ゲームにただひたすら打ち込んでいたのに、終盤は全てを投げ捨ててまでるなきゅんを救おうとする変化、愛おしい……恋愛を知って価値観を一変させてしまう主人公好きだ。

 

ラストシーンで全世界にキスシーンが中継されたような気がするんですが彼の未来はこれからどうなるんでしょうか。学校で色々言われそうじゃない!?あんだけモテてるのに大丈夫!?というか両親とか何してるんだろ、結構謎多いよなぁ……気になる。

るなきゅん

超かわいい。この一言に尽きる。声も見た目も動きも性格も全部可愛い萌え萌えヒロインというイメージ。

人外に見せかけた人間なの、育った環境が特殊だから赤子のような存在だからだったんですね。無知系ヒロインかわいい……

 

しっっっっっっっっっっっっかしKey作品のヒロインはどいつもこいつももうこれで十分だよ、ありがとう。って諦める奴多すぎでは???????

まあそんなヒロインの諦観を打ち破る主人公の構図がたまらないんですが。美しい主人公ヒロインの関係性、Key作品に求めているモノ。それを数時間で濃厚に味わえるキネティックノベルは最高です。ずっと続いてほしい。

 

BGM

Key作品の例に漏れず、シーンを最大限に盛り上げる魅力的なBGMばかりでクリア後はひたすら付属したサントラを聞いていました。

 

BGMとして圧倒的に好きだったのは「SKYOUT FOREVER」ですね。

まさかの折戸伸治作曲のハードコア。折戸さんはテクノやトランスといったKey作品にはあまりないジャンルの方が好きとは聞いていたので、こういった過去作にはあまりないBGMが聞けて嬉しかったです。LUNARiAがVRゲーム作品だからこそできた曲調だなあ……

緊張感あるイントロから後半の盛り上がる曲調が作中レースの流れをそのまま表しているようで聞いてるだけで高揚感あふれるしQ-BITの二人のレース映像が脳内を駆け巡ります。本当に好きな曲だしクリア直後しばらくこればかり聞いてしまった。Key屈指の名BGMとして末永く評価されてほしい。

 

ボーカル入り3曲はどれも好きです。物語全体を歌ったLUNAR RISEも、ハッピーエンドを彩るSwing byも好き。

一番好きなのはプリズムのお姫様、数十回リピートしました。るなきゅんの心境を歌い上げた曲ですが、可愛くてキラキラした曲調でありながら歌詞にはかなり影があるギャップがたまらない。

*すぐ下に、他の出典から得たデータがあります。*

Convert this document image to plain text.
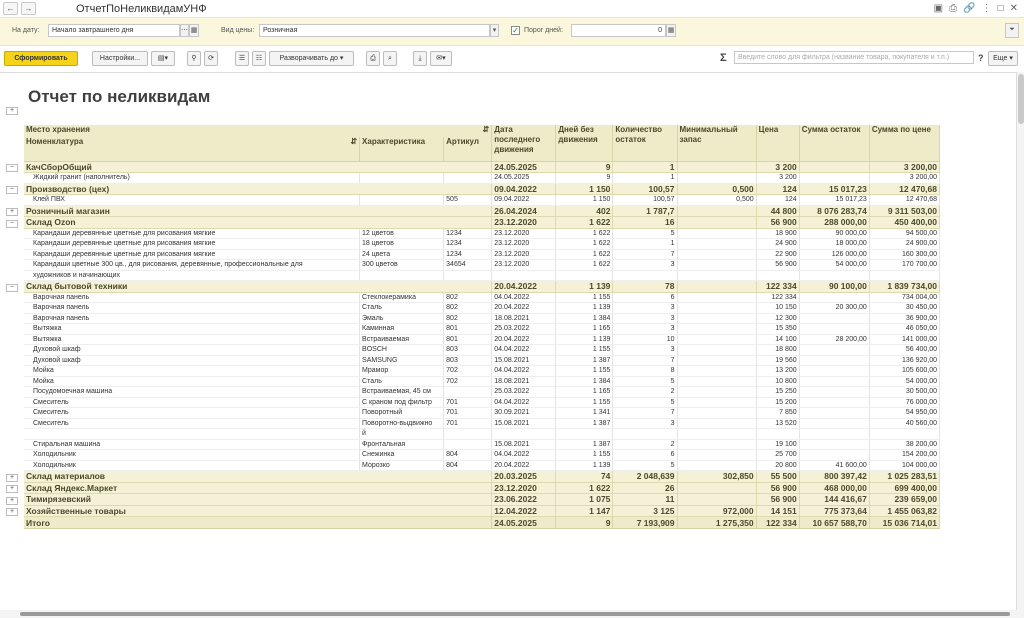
←	→	ОтчетПоНеликвидамУНФ	▣ ⎙ 🔗 ⋮ □ ✕
На дату:	Начало завтрашнего дня	⋯ ▦	Вид цены:	Розничная	▾	✓ Порог дней:	0 ▦	⏷
Сформировать	Настройки...	▤▾	⚲	⟳	☰	☷	Разворачивать до ▾	⎙	⌕	⤓	✉▾	Σ	Введите слово для фильтра (название товара, покупателя и т.п.)	?	Еще ▾
+
Отчет по неликвидам
Место хранения ⇵			Дата последнего движения	Дней без движения	Количество остаток	Минимальный запас	Цена	Сумма остаток	Сумма по цене
Номенклатура ⇵	Характеристика	Артикул							
КачСборОбщий			24.05.2025	9	1		3 200		3 200,00
Жидкий гранит (наполнитель)			24.05.2025	9	1		3 200		3 200,00
Производство (цех)			09.04.2022	1 150	100,57	0,500	124	15 017,23	12 470,68
Клей ПВХ		505	09.04.2022	1 150	100,57	0,500	124	15 017,23	12 470,68
Розничный магазин			26.04.2024	402	1 787,7		44 800	8 076 283,74	9 311 503,00
Склад Ozon			23.12.2020	1 622	16		56 900	288 000,00	450 400,00
Карандаши деревянные цветные для рисования мягкие	12 цветов	1234	23.12.2020	1 622	5		18 900	90 000,00	94 500,00
Карандаши деревянные цветные для рисования мягкие	18 цветов	1234	23.12.2020	1 622	1		24 900	18 000,00	24 900,00
Карандаши деревянные цветные для рисования мягкие	24 цвета	1234	23.12.2020	1 622	7		22 900	126 000,00	160 300,00
Карандаши цветные 300 цв., для рисования, деревянные, профессиональные для	300 цветов	34654	23.12.2020	1 622	3		56 900	54 000,00	170 700,00
художников и начинающих									
Склад бытовой техники			20.04.2022	1 139	78		122 334	90 100,00	1 839 734,00
Варочная панель	Стеклокерамика	802	04.04.2022	1 155	6		122 334		734 004,00
Варочная панель	Сталь	802	20.04.2022	1 139	3		10 150	20 300,00	30 450,00
Варочная панель	Эмаль	802	18.08.2021	1 384	3		12 300		36 900,00
Вытяжка	Каминная	801	25.03.2022	1 165	3		15 350		46 050,00
Вытяжка	Встраиваемая	801	20.04.2022	1 139	10		14 100	28 200,00	141 000,00
Духовой шкаф	BOSCH	803	04.04.2022	1 155	3		18 800		56 400,00
Духовой шкаф	SAMSUNG	803	15.08.2021	1 387	7		19 560		136 920,00
Мойка	Мрамор	702	04.04.2022	1 155	8		13 200		105 600,00
Мойка	Сталь	702	18.08.2021	1 384	5		10 800		54 000,00
Посудомоечная машина	Встраиваемая, 45 см		25.03.2022	1 165	2		15 250		30 500,00
Смеситель	С краном под фильтр	701	04.04.2022	1 155	5		15 200		76 000,00
Смеситель	Поворотный	701	30.09.2021	1 341	7		7 850		54 950,00
Смеситель	Поворотно-выдвижно	701	15.08.2021	1 387	3		13 520		40 560,00
	й								
Стиральная машина	Фронтальная		15.08.2021	1 387	2		19 100		38 200,00
Холодильник	Снежинка	804	04.04.2022	1 155	6		25 700		154 200,00
Холодильник	Морозко	804	20.04.2022	1 139	5		20 800	41 600,00	104 000,00
Склад материалов			20.03.2025	74	2 048,639	302,850	55 500	800 397,42	1 025 283,51
Склад Яндекс.Маркет			23.12.2020	1 622	26		56 900	468 000,00	699 400,00
Тимирязевский			23.06.2022	1 075	11		56 900	144 416,67	239 659,00
Хозяйственные товары			12.04.2022	1 147	3 125	972,000	14 151	775 373,64	1 455 063,82
Итого			24.05.2025	9	7 193,909	1 275,350	122 334	10 657 588,70	15 036 714,01
−
−
+
−
−
+
+
+
+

プリズムのお姫様とルミナスの王子様、月の兎と地球の狼、Q-BIT。美しいワード群だ……

 

 

おわりに

というわけでルナリアの感想でした。かなり雑多に書き散らしましたが強く感じたことはだいたい文章にできたと思います。クリア直後だったらもっと細かいこと書けたんだろうな~とは思うのでそこは反省。これからプレイするKey作品は可能な限り早く書きたいですね。サマポケクリアしてからもう1年経ったのにまだ感想記事1/9しか書いてないってマジ?

前作LOOPERSが最高の作品だったので今作も期待してたんですが、蓋を開けてみればメインテーマの「奇跡」を描ききった非常に完成度の高いラブストーリーで大満足でした。もっともっと有名になってほしいし、前作でも同じこと思ったけどアニメ化決定してほしいですね。映画やTVアニメにするにはちょうど良い尺じゃないですか?

 

ヘブバン配信、終のステラ、かぎなど二期、プリマドールアニメ、サマポケアニメの企画進行、フルプライス完全新作発表……2020年からKeyのコンテンツ供給量って急増しましたが、特に今年はとんでもないことになっていますね、これからも眩しい未来をくれるKeyを追いかけ続けていこうと思います。

『LUNARiA -Virtualized Moonchild-』、素晴らしい作品でした。ありがとうございました!